ANDY: That might be. What has happened actually, the bad side of this deal Germany has done, is that they used former officers of the East German State Security in order for t
he Stasi to administer not only the Stasi records but also part of the so-called “New Germany,” the unified former Eastern part. There’s this interesting story about a company winning the public tender to clean the building where the records were kept. That company won the tender just because they were the cheapest bidder for the same service that other companies bid for. After six years the organization keeping the records found out that they had hired a company built up by the former Eastern intelligence to clean their own records.
JÉRÉMIE: There was a report on that on WikiLeaks. I read it. It was great.120
ANDY: WikiLeaks published the report about exactly that, so you are right that once these records are created and they are in the hands of evil people it is hard to declare privacy.

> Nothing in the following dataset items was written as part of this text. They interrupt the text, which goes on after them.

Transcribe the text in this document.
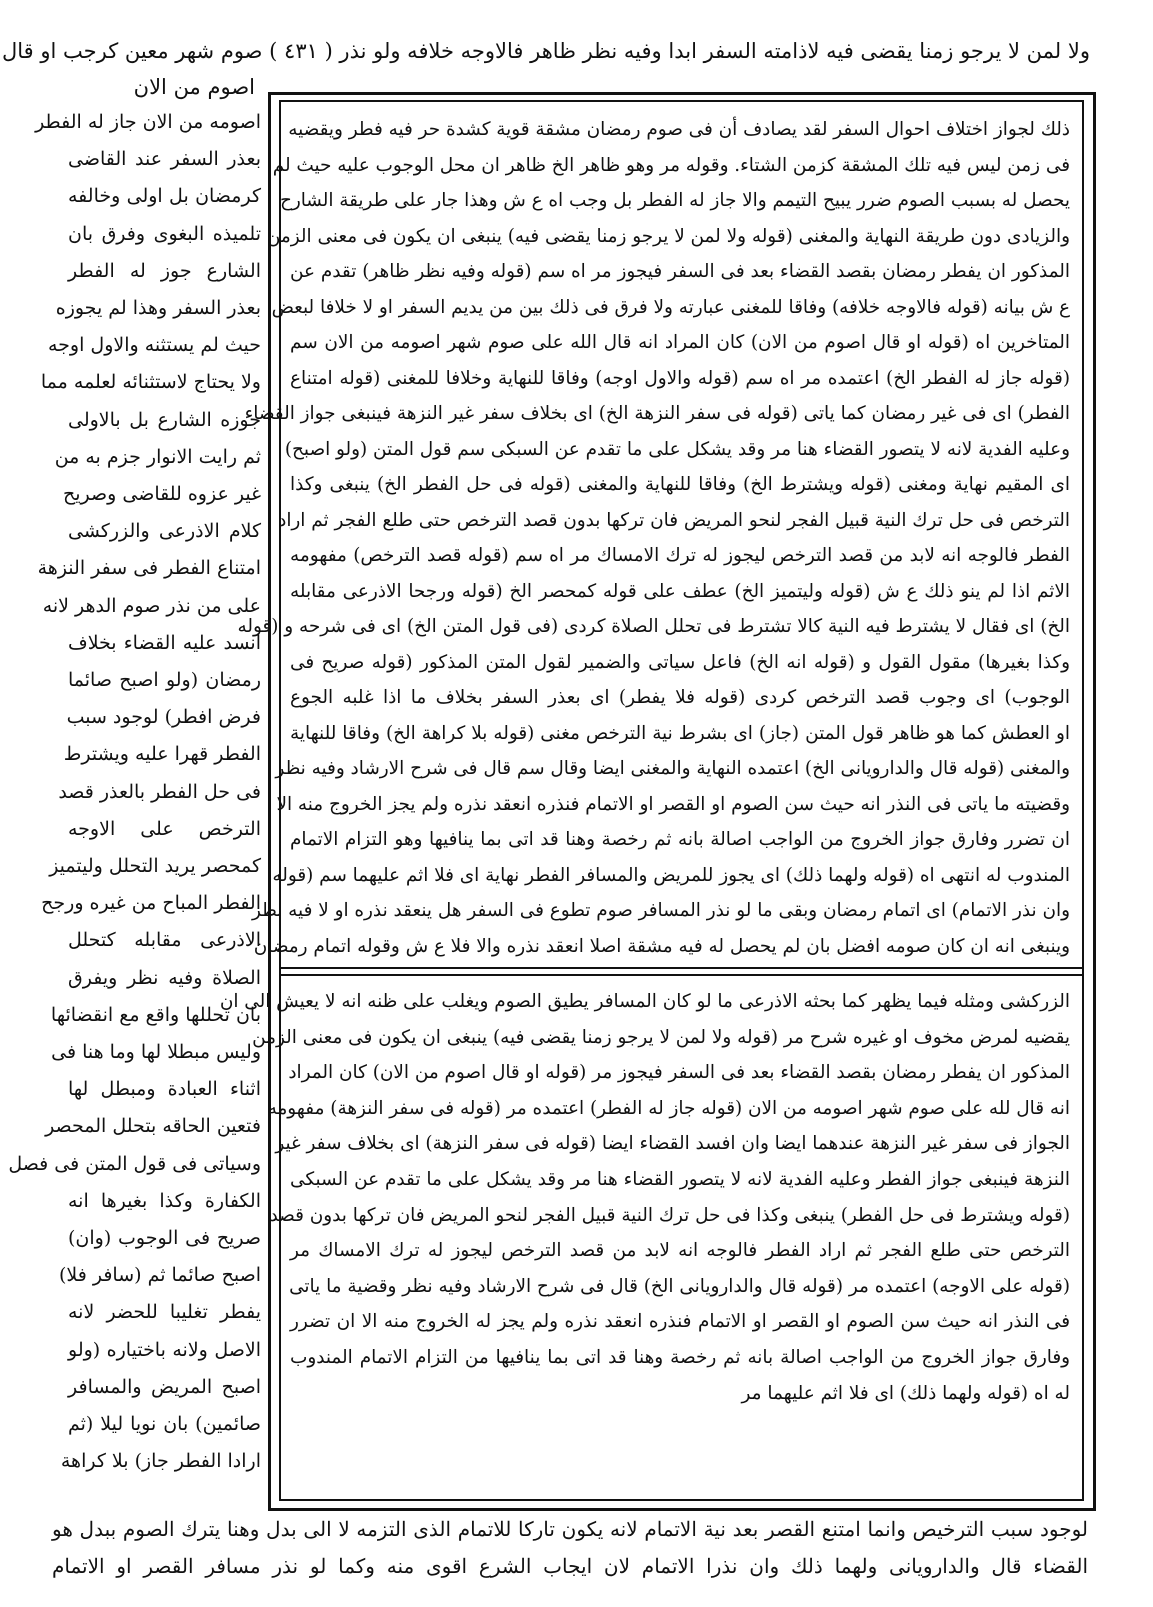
ولا لمن لا يرجو زمنا يقضى فيه لاذامته السفر ابدا وفيه نظر ظاهر فالاوجه خلافه ولو نذر ( ٤٣١ ) صوم شهر معين كرجب او قال
اصوم من الان
ذلك لجواز اختلاف احوال السفر لقد يصادف أن فى صوم رمضان مشقة قوية كشدة حر فيه فطر ويقضيه
فى زمن ليس فيه تلك المشقة كزمن الشتاء. وقوله مر وهو ظاهر الخ ظاهر ان محل الوجوب عليه حيث لم
يحصل له بسبب الصوم ضرر يبيح التيمم والا جاز له الفطر بل وجب اه ع ش وهذا جار على طريقة الشارح
والزيادى دون طريقة النهاية والمغنى (قوله ولا لمن لا يرجو زمنا يقضى فيه) ينبغى ان يكون فى معنى الزمن
المذكور ان يفطر رمضان بقصد القضاء بعد فى السفر فيجوز مر اه سم (قوله وفيه نظر ظاهر) تقدم عن
ع ش بيانه (قوله فالاوجه خلافه) وفاقا للمغنى عبارته ولا فرق فى ذلك بين من يديم السفر او لا خلافا لبعض
المتاخرين اه (قوله او قال اصوم من الان) كان المراد انه قال الله على صوم شهر اصومه من الان سم
(قوله جاز له الفطر الخ) اعتمده مر اه سم (قوله والاول اوجه) وفاقا للنهاية وخلافا للمغنى (قوله امتناع
الفطر) اى فى غير رمضان كما ياتى (قوله فى سفر النزهة الخ) اى بخلاف سفر غير النزهة فينبغى جواز القضاء
وعليه الفدية لانه لا يتصور القضاء هنا مر وقد يشكل على ما تقدم عن السبكى سم قول المتن (ولو اصبح)
اى المقيم نهاية ومغنى (قوله ويشترط الخ) وفاقا للنهاية والمغنى (قوله فى حل الفطر الخ) ينبغى وكذا
الترخص فى حل ترك النية قبيل الفجر لنحو المريض فان تركها بدون قصد الترخص حتى طلع الفجر ثم اراد
الفطر فالوجه انه لابد من قصد الترخص ليجوز له ترك الامساك مر اه سم (قوله قصد الترخص) مفهومه
الاثم اذا لم ينو ذلك ع ش (قوله وليتميز الخ) عطف على قوله كمحصر الخ (قوله ورجحا الاذرعى مقابله
الخ) اى فقال لا يشترط فيه النية كالا تشترط فى تحلل الصلاة كردى (فى قول المتن الخ) اى فى شرحه و (قوله
وكذا بغيرها) مقول القول و (قوله انه الخ) فاعل سياتى والضمير لقول المتن المذكور (قوله صريح فى
الوجوب) اى وجوب قصد الترخص كردى (قوله فلا يفطر) اى بعذر السفر بخلاف ما اذا غلبه الجوع
او العطش كما هو ظاهر قول المتن (جاز) اى بشرط نية الترخص مغنى (قوله بلا كراهة الخ) وفاقا للنهاية
والمغنى (قوله قال والدارويانى الخ) اعتمده النهاية والمغنى ايضا وقال سم قال فى شرح الارشاد وفيه نظر
وقضيته ما ياتى فى النذر انه حيث سن الصوم او القصر او الاتمام فنذره انعقد نذره ولم يجز الخروج منه الا
ان تضرر وفارق جواز الخروج من الواجب اصالة بانه ثم رخصة وهنا قد اتى بما ينافيها وهو التزام الاتمام
المندوب له انتهى اه (قوله ولهما ذلك) اى يجوز للمريض والمسافر الفطر نهاية اى فلا اثم عليهما سم (قوله
وان نذر الاتمام) اى اتمام رمضان وبقى ما لو نذر المسافر صوم تطوع فى السفر هل ينعقد نذره او لا فيه نظر
وينبغى انه ان كان صومه افضل بان لم يحصل له فيه مشقة اصلا انعقد نذره والا فلا ع ش وقوله اتمام رمضان
الزركشى ومثله فيما يظهر كما بحثه الاذرعى ما لو كان المسافر يطيق الصوم ويغلب على ظنه انه لا يعيش الى ان
يقضيه لمرض مخوف او غيره شرح مر (قوله ولا لمن لا يرجو زمنا يقضى فيه) ينبغى ان يكون فى معنى الزمن
المذكور ان يفطر رمضان بقصد القضاء بعد فى السفر فيجوز مر (قوله او قال اصوم من الان) كان المراد
انه قال لله على صوم شهر اصومه من الان (قوله جاز له الفطر) اعتمده مر (قوله فى سفر النزهة) مفهومه
الجواز فى سفر غير النزهة عندهما ايضا وان افسد القضاء ايضا (قوله فى سفر النزهة) اى بخلاف سفر غير
النزهة فينبغى جواز الفطر وعليه الفدية لانه لا يتصور القضاء هنا مر وقد يشكل على ما تقدم عن السبكى
(قوله ويشترط فى حل الفطر) ينبغى وكذا فى حل ترك النية قبيل الفجر لنحو المريض فان تركها بدون قصد
الترخص حتى طلع الفجر ثم اراد الفطر فالوجه انه لابد من قصد الترخص ليجوز له ترك الامساك مر
(قوله على الاوجه) اعتمده مر (قوله قال والدارويانى الخ) قال فى شرح الارشاد وفيه نظر وقضية ما ياتى
فى النذر انه حيث سن الصوم او القصر او الاتمام فنذره انعقد نذره ولم يجز له الخروج منه الا ان تضرر
وفارق جواز الخروج من الواجب اصالة بانه ثم رخصة وهنا قد اتى بما ينافيها من التزام الاتمام المندوب
له اه (قوله ولهما ذلك) اى فلا اثم عليهما مر
اصومه من الان جاز له الفطر
بعذر السفر عند القاضى
كرمضان بل اولى وخالفه
تلميذه البغوى وفرق بان
الشارع جوز له الفطر
بعذر السفر وهذا لم يجوزه
حيث لم يستثنه والاول اوجه
ولا يحتاج لاستثنائه لعلمه مما
جوزه الشارع بل بالاولى
ثم رايت الانوار جزم به من
غير عزوه للقاضى وصريح
كلام الاذرعى والزركشى
امتناع الفطر فى سفر النزهة
على من نذر صوم الدهر لانه
انسد عليه القضاء بخلاف
رمضان (ولو اصبح صائما
فرض افطر) لوجود سبب
الفطر قهرا عليه ويشترط
فى حل الفطر بالعذر قصد
الترخص على الاوجه
كمحصر يريد التحلل وليتميز
الفطر المباح من غيره ورجح
الاذرعى مقابله كتحلل
الصلاة وفيه نظر ويفرق
بان تحللها واقع مع انقضائها
وليس مبطلا لها وما هنا فى
اثناء العبادة ومبطل لها
فتعين الحاقه بتحلل المحصر
وسياتى فى قول المتن فى فصل
الكفارة وكذا بغيرها انه
صريح فى الوجوب (وان)
اصبح صائما ثم (سافر فلا)
يفطر تغليبا للحضر لانه
الاصل ولانه باختياره (ولو
اصبح المريض والمسافر
صائمين) بان نويا ليلا (ثم
ارادا الفطر جاز) بلا كراهة
لوجود سبب الترخيص وانما امتنع القصر بعد نية الاتمام لانه يكون تاركا للاتمام الذى التزمه لا الى بدل وهنا يترك الصوم ببدل هو
القضاء قال والدارويانى ولهما ذلك وان نذرا الاتمام لان ايجاب الشرع اقوى منه وكما لو نذر مسافر القصر او الاتمام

JULIAN: We can go to a broader issue, though. The internet has led to an explosion of the amount of information that is available to the public—it’s just extraordinary. The educative function is extraordinary. On the other hand, people talk about WikiLeaks and they say, “Look, all that private government information is now public, the government can’t keep anything secret.” I say this is rubbish. I say that WikiLeaks is the shadow of a shadow. In fact, that we have produced over a million words of information and given it to the public is a function of the enormous explosion in the amount of secret material out there. And, in fact, powerful groups have such a vast amount of secret material now that it dwarfs the amount of publicly available material, and the operations of WikiLeaks are just a percentage fraction of this privately held material. When you look at this balance between powerful insiders knowing every credit card transaction in the world on the one hand, and on the other hand people being able to Google and search for the blogs of the world and people’s comments, how do you see this balance?
ANDY: I could argue that it is good if all these records get disclosed because people will learn that if they use their credit card they leave a trace. Some people, if we explain it to them, will find this very hard to understand and very abstract. The moment they read their own records they will understand.